Doug Braithwaite Fine Art copyright 2015

All images on this website are copyrighted by Doug Braithwaite and may not be used without permission

Painting for me, feels like composing and playing music. I look for rhythm and tempo created by the geometry of space. I think of tone and pitch when I work out the color and value relationships. I think of interpretation and feeling as I use my tools to manipulate the color atmospheres and spatial relationships.

I paint my life experiences. I paint the deserts, the pastoral landscapes, the mountains and the urban landscapes of winter, spring, summer and fall. I paint all the places I encounter as I travel. I am very interested in expressing what life is like here and now.

I often wonder what it is that causes me to stop and take note of something long enough that I
pull out my paints and attempt to express that feeling. Right now, it is an intuitive feeling that I think has to do with rhythm, space relationships, and maybe genetic triggers. I cannot always express in words what it is, but I feel something about it. I find that this emotion only happens when I am out in the landscape. When I look at photographs, I am not compelled in the same way.

While painting outside, I feel heat, cold, wind, sun, bugs, as well as the visual experience. All these emotions, I hope, are translated into my work. I do paint in my studio because larger paintings require more time, which is not something that is available when working plein air. While painting plein air, I take digital photos of the area with the idea that having had the experience and a pronounced memory because of the concentrated observations while working outside, I can then go back to the studio with my study, color and emotional reference, as well as the digital photos, and work on larger paintings that require longer efforts.

I have lived in the suburbs all my life, but I have spent a lot of time exploring the western states. Plein air painting is a religious experience for me. In my contemplations of the big picture and how everything has come to be, I try to see and paint the relationship between our modern life and life before all the conveniences of our world came to be.The visual landscape stirs my soul in ways that I can only hope to express. I experience the landscape as both beautiful and as a place that is uncaring, unfeeling and hostile. It is that combination of feelings that makes this subject so interesting.
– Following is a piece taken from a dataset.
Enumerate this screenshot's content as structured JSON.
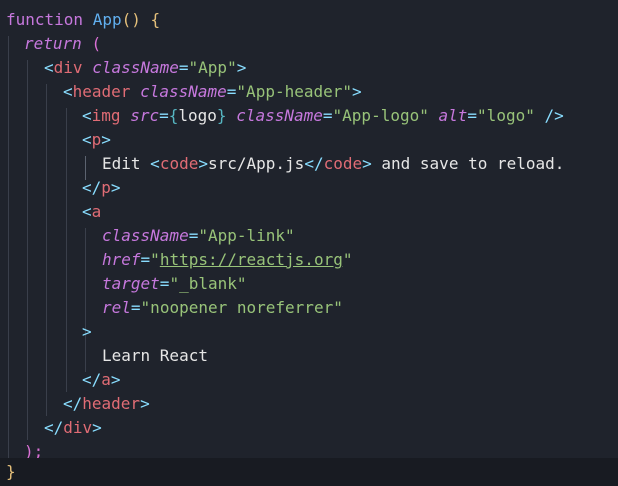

My experiences outside somehow give me a glimpse of life before air conditioning. I see a causational relationship between the beautiful but harsh environment and our modern world--why we live in houses, drive cars, or talk on phones. Like somehow the experiences that our ancestors had as they lived and evolved in this landscape influence our very thoughts and feelings today in ways that we do not always understand or acknowledge. The necessity to survive has caused us to become intelligent and inventive, and by working through the environmental challenges, we have become who we are today.

Painting the landscape, for me, is about awe, wonder and learning respect. It is also about understanding and recognizing our efforts to exist and flourish.